Increase Mather, 1685-1686 (acting president); 1686-1692 (rector); 1692-1701 (president)
Although Increase Mather had been considered for the presidency before Rogers had, two other candidates again turned down the position after Rogers’s death before Mather accepted. During his tenure, though, Mather spent only months in Cambridge, as he lived in Boston’s North End — where he also served his congregation, according to Harvard’s website.
He was also mired in political controversy as England and colonists fought over the college’s charter. In 1701, “Mather’s political rivals in Boston got the upper hand and pushed him out on a technicality,” according to Harvard.
John Leverett, 1708-1724
Vice President Samuel Willard led Harvard for several years before he resigned in 1707 because of an illness, and he died shortly after.
John Leverett took the helm in early 1708 and was the college’s first secular president, according to Harvard’s website. Under his reign, the first student club was established, as was the first student publication.
“In an era of political and sectarian strife, he was steadfast in preserving the College from the devastating control of a provincial orthodoxy,” a Harvard historian wrote. “He kept it a house of learning under the spirit of religion, not . . . the divinity school of a particular sect.”
He died in office.
Benjamin Wadsworth, 1725-1737
Again, Harvard offered the president position to two ministers before offering the job to Benjamin Wadsworth.
During his presidency, Wadsworth House (Harvard’s second-oldest standing building) was built, the college laws were overhauled, and the curriculum was improved.
However, records show that Wadsworth was no disciplinarian, according to Harvard.
“The faculty records, which begin with Wadsworth’s administration, are full of ‘drinking frolicks,’ poultry-stealing, profane cursing and swearing, card-playing, live snakes in tutors’ chambers, bringing ‘Rhum’ into college rooms, and ‘shamefull and scandalous Routs and Noises for sundry nights in the College Yard,” a Harvard historian wrote.
He died in office in 1737.
Edward Holyoke, 1737-1769
Edward Holyoke, known for his fairly liberal administration, served the second-longest presidential term in Harvard’s history at 32 years. Holyoke led the school as many key players from the Revolutionary War received their education.

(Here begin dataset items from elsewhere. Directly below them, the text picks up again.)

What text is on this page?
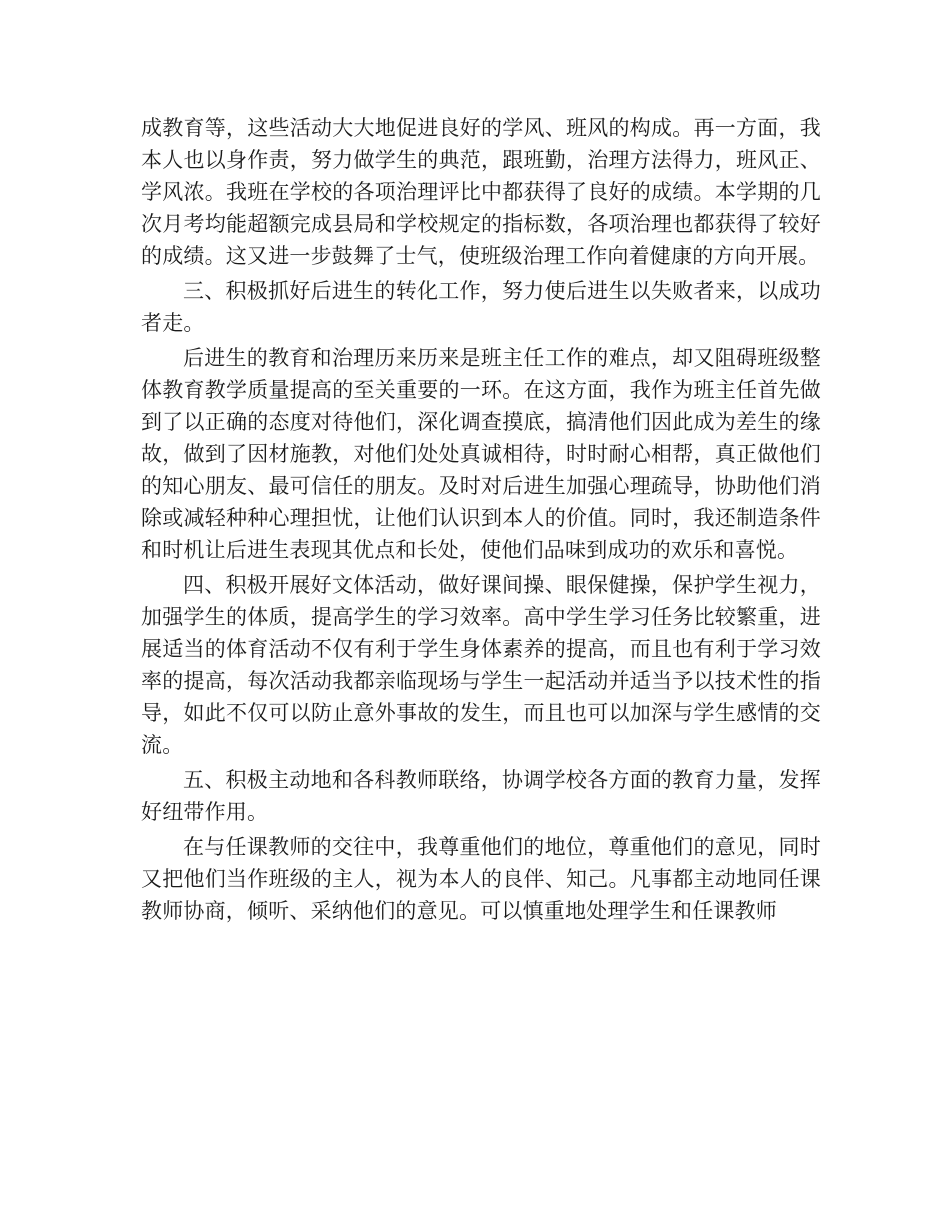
成教育等，这些活动大大地促进良好的学风、班风的构成。再一方面，我本人也以身作责，努力做学生的典范，跟班勤，治理方法得力，班风正、学风浓。我班在学校的各项治理评比中都获得了良好的成绩。本学期的几次月考均能超额完成县局和学校规定的指标数，各项治理也都获得了较好的成绩。这又进一步鼓舞了士气，使班级治理工作向着健康的方向开展。

三、积极抓好后进生的转化工作，努力使后进生以失败者来，以成功者走。

后进生的教育和治理历来历来是班主任工作的难点，却又阻碍班级整体教育教学质量提高的至关重要的一环。在这方面，我作为班主任首先做到了以正确的态度对待他们，深化调查摸底，搞清他们因此成为差生的缘故，做到了因材施教，对他们处处真诚相待，时时耐心相帮，真正做他们的知心朋友、最可信任的朋友。及时对后进生加强心理疏导，协助他们消除或减轻种种心理担忧，让他们认识到本人的价值。同时，我还制造条件和时机让后进生表现其优点和长处，使他们品味到成功的欢乐和喜悦。

四、积极开展好文体活动，做好课间操、眼保健操，保护学生视力，加强学生的体质，提高学生的学习效率。高中学生学习任务比较繁重，进展适当的体育活动不仅有利于学生身体素养的提高，而且也有利于学习效率的提高，每次活动我都亲临现场与学生一起活动并适当予以技术性的指导，如此不仅可以防止意外事故的发生，而且也可以加深与学生感情的交流。

五、积极主动地和各科教师联络，协调学校各方面的教育力量，发挥好纽带作用。

在与任课教师的交往中，我尊重他们的地位，尊重他们的意见，同时又把他们当作班级的主人，视为本人的良伴、知己。凡事都主动地同任课教师协商，倾听、采纳他们的意见。可以慎重地处理学生和任课教师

Under Holyoke, the curriculum was modernized, and Harvard revamped “the old educational system under which a single tutor taught all subjects to a given class,” leading instead for instructors to teach more specialized subjects, according to the school’s website.
Samuel Locke, 1770-1773
Many were excited with the choice of Samuel Locke to head up the school in 1770; he was called a contemporary, as well as “a man of strength, penetration, and judgment,” according to Harvard’s website.
However, he resigned three years later, and the details as to why were sparse.
It wasn’t until the 20th century that the reason came to light: Locke had impregnated one of his maids.
Samuel Langdon, 1774-1780
Harvard played a key role in the Revolutionary War under Samuel Langdon’s presidency, which started shortly before the battles of Lexington and Concord. The school closed early “as Cambridge turned into an armed camp,” and revolution soldiers were housed in several Harvard buildings, with George Washington using Wadsworth House as headquarters. Harvard Hall’s lead roof also was repurposed as bullets for the colonists’ guns.
Harvard resumed academics in Concord in 1775 and moved back to Cambridge in June 1776. In the winter of 1777, students had to leave for a few months as Harvard housed British prisoners of war.
Langdon was a fan of the revolution, which “made a favorable impression early on,” according to Harvard’s website. However, “his words and deeds soon irritated students [to] no end, what with scriptural harangues stretching to 90 minutes at the expense of Sunday-evening singing.” Students petitioned for his resignation in 1780, and Langdon “admitted his presidential unsuitability and promised to resign.”